Digagas oleh Efendi Simbolon, konser ini telah digelar di Surabaya, Semarang, Bandung, dan Jakarta sebagai bagian dari tahap awal tur.
Antusiasme masyarakat menjadi sinyal kuat bahwa musik Batak memiliki basis penggemar yang luas, termasuk di kalangan generasi muda.
Gerakan Budaya Menuju 165 Tahun HKBP
Efendi Simbolon menegaskan bahwa Road to Konser 165 HKBP bukan sekadar agenda hiburan, melainkan gerakan budaya yang membawa misi jangka panjang.
“Ini bukan hanya panggung hiburan. Kami ingin menghadirkan ruang silaturahmi, memperkuat identitas budaya, sekaligus mendorong industri musik Batak agar semakin profesional dan berdaya saing,” ujar Efendi.
Seluruh rangkaian tur ini diarahkan menuju ibadah raya dan perayaan puncak 165 tahun HKBP yang direncanakan berlangsung di Gelora Bung Karno pada Oktober 2026.
Momentum tersebut diproyeksikan menjadi ajang kebersamaan jemaat dari berbagai daerah, bahkan mancanegara.
Bidik 160 Kota, Jangkau Diaspora hingga Eropa
Pada tahap awal, Road to Konser 165 HKBP menyasar sedikitnya 33 kabupaten/kota sebelum diperluas hingga lebih dari 160 kota di dalam dan luar negeri.

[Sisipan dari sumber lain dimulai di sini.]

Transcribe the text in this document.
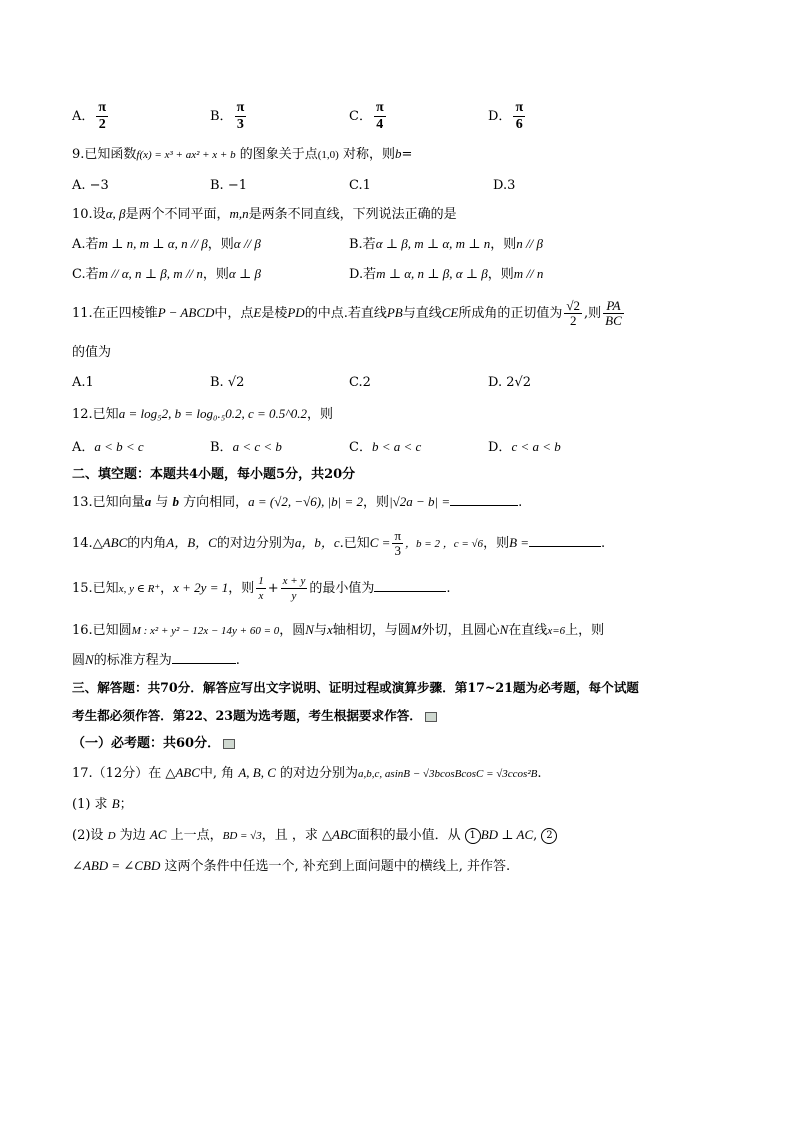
A． $\frac{\pi}{2}$	B． $\frac{\pi}{3}$	C． $\frac{\pi}{4}$	D． $\frac{\pi}{6}$
9.已知函数f(x) = x³ + ax² + x + b 的图象关于点(1,0) 对称，则b=
A. −3	B. −1	C.1	D.3
10.设α, β是两个不同平面，m,n是两条不同直线，下列说法正确的是
A.若m ⊥ n, m ⊥ α, n // β，则α // β	B.若α ⊥ β, m ⊥ α, m ⊥ n，则n // β
C.若m // α, n ⊥ β, m // n，则α ⊥ β	D.若m ⊥ α, n ⊥ β, α ⊥ β，则m // n
11.在正四棱锥P − ABCD中，点E是棱PD的中点.若直线PB与直线CE所成角的正切值为 $\frac{√2}{2}$ ,则 $\frac{PA}{BC}$
的值为
A.1	B. √2	C.2	D. 2√2
12.已知a = log₅2, b = log₀.₅0.2, c = 0.5^0.2，则
A．a < b < c	B．a < c < b	C．b < a < c	D．c < a < b
二、填空题：本题共4小题，每小题5分，共20分
13.已知向量a 与 b 方向相同，a = (√2, −√6), |b| = 2，则|√2a − b| =	.
14.△ABC的内角A，B，C的对边分别为a，b，c.已知$C = \frac{\pi}{3}$ ，b = 2 ，c = √6，则B =	.
15.已知x, y ∈ R⁺，x + 2y = 1，则 $\frac{1}{x} + \frac{x + y}{y}$ 的最小值为	.
16.已知圆M : x² + y² − 12x − 14y + 60 = 0，圆N与x轴相切，与圆M外切，且圆心N在直线x=6上，则
圆N的标准方程为	.
三、解答题：共70分．解答应写出文字说明、证明过程或演算步骤．第17~21题为必考题，每个试题
考生都必须作答．第22、23题为选考题，考生根据要求作答．
（一）必考题：共60分．
17.（12分）在 △ABC中, 角 A, B, C 的对边分别为a,b,c, asinB − √3bcosBcosC = √3ccos²B.
(1) 求 B；
(2)设 D 为边 AC 上一点，BD = √3，且 ，求 △ABC面积的最小值．从 1 BD ⊥ AC, 2
∠ABD = ∠CBD 这两个条件中任选一个, 补充到上面问题中的横线上, 并作答.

Tur ini juga direncanakan menjangkau komunitas diaspora Batak di Amerika Serikat dan Eropa.
Salah satu kota yang masuk dalam rencana kunjungan adalah Northeim, Jerman, yang memiliki nilai historis dalam perjalanan misi kekristenan di Tanah Batak.
Posan Tobing selaku promotor melalui Anak Ni Raja Production menegaskan bahwa menjaga kualitas di setiap kota menjadi tantangan utama dalam tur berskala besar ini.

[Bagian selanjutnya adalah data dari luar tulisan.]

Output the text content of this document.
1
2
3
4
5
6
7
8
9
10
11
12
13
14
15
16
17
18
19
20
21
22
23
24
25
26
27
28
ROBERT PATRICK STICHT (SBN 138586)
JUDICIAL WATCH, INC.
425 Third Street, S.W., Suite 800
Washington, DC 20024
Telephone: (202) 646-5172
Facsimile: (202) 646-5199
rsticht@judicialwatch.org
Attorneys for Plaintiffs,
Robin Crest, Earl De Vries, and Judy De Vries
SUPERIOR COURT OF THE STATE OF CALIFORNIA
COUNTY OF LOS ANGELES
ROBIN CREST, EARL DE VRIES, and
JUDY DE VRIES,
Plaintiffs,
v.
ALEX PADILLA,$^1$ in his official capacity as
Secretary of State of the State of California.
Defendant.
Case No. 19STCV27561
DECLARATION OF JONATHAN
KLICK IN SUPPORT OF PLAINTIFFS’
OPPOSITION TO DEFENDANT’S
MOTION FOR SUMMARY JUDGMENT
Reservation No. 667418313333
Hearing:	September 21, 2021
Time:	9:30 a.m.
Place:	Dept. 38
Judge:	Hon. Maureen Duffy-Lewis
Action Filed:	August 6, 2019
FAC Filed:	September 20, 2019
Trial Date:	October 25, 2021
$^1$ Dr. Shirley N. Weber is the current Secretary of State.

“Kami menyadari ini bukan pekerjaan kecil. Tetapi justru di situlah profesionalisme kami diuji. Setiap kota harus merasakan energi dan kualitas pertunjukan yang sama,” ujar Posan.
Ia menambahkan, antusiasme masyarakat di kota-kota sebelumnya menunjukkan bahwa musik Batak memiliki daya tarik yang tidak terbatas pada satu komunitas saja.
“Yang menarik, penonton yang hadir bukan hanya orang Batak. Ini membuktikan bahwa musik Batak punya daya tarik universal dan bisa diterima lintas budaya,” katanya.
Bangun Ekosistem Musik Batak yang Profesional
Selain menjadi panggung hiburan, Road to Konser 165 HKBP juga dirancang untuk memperkuat ekosistem musik Batak secara berkelanjutan. Seleksi artis dilakukan secara ketat dengan mempertimbangkan kualitas musikalitas dan daya tarik publik.
“Kami ingin menjaga standar. Konser ini profesional, sehingga manajemennya pun harus profesional,” tegas Posan.
Sebagian margin keuntungan dari rangkaian konser ini juga akan dialokasikan untuk mendukung persiapan perayaan puncak 165 tahun HKBP di Gelora Bung Karno. Skema ini menjadi bentuk gotong royong modern yang memadukan semangat pelayanan, budaya, dan tata kelola industri kreatif.
Dengan konsep maraton lintas kota dan visi jangka panjang, Road to Konser 165 HKBP diharapkan menjadi momentum strategis dalam memperkuat identitas budaya Batak, memperluas jejaring diaspora, serta membangun fondasi ekosistem musik Batak yang kokoh dan berkelanjutan.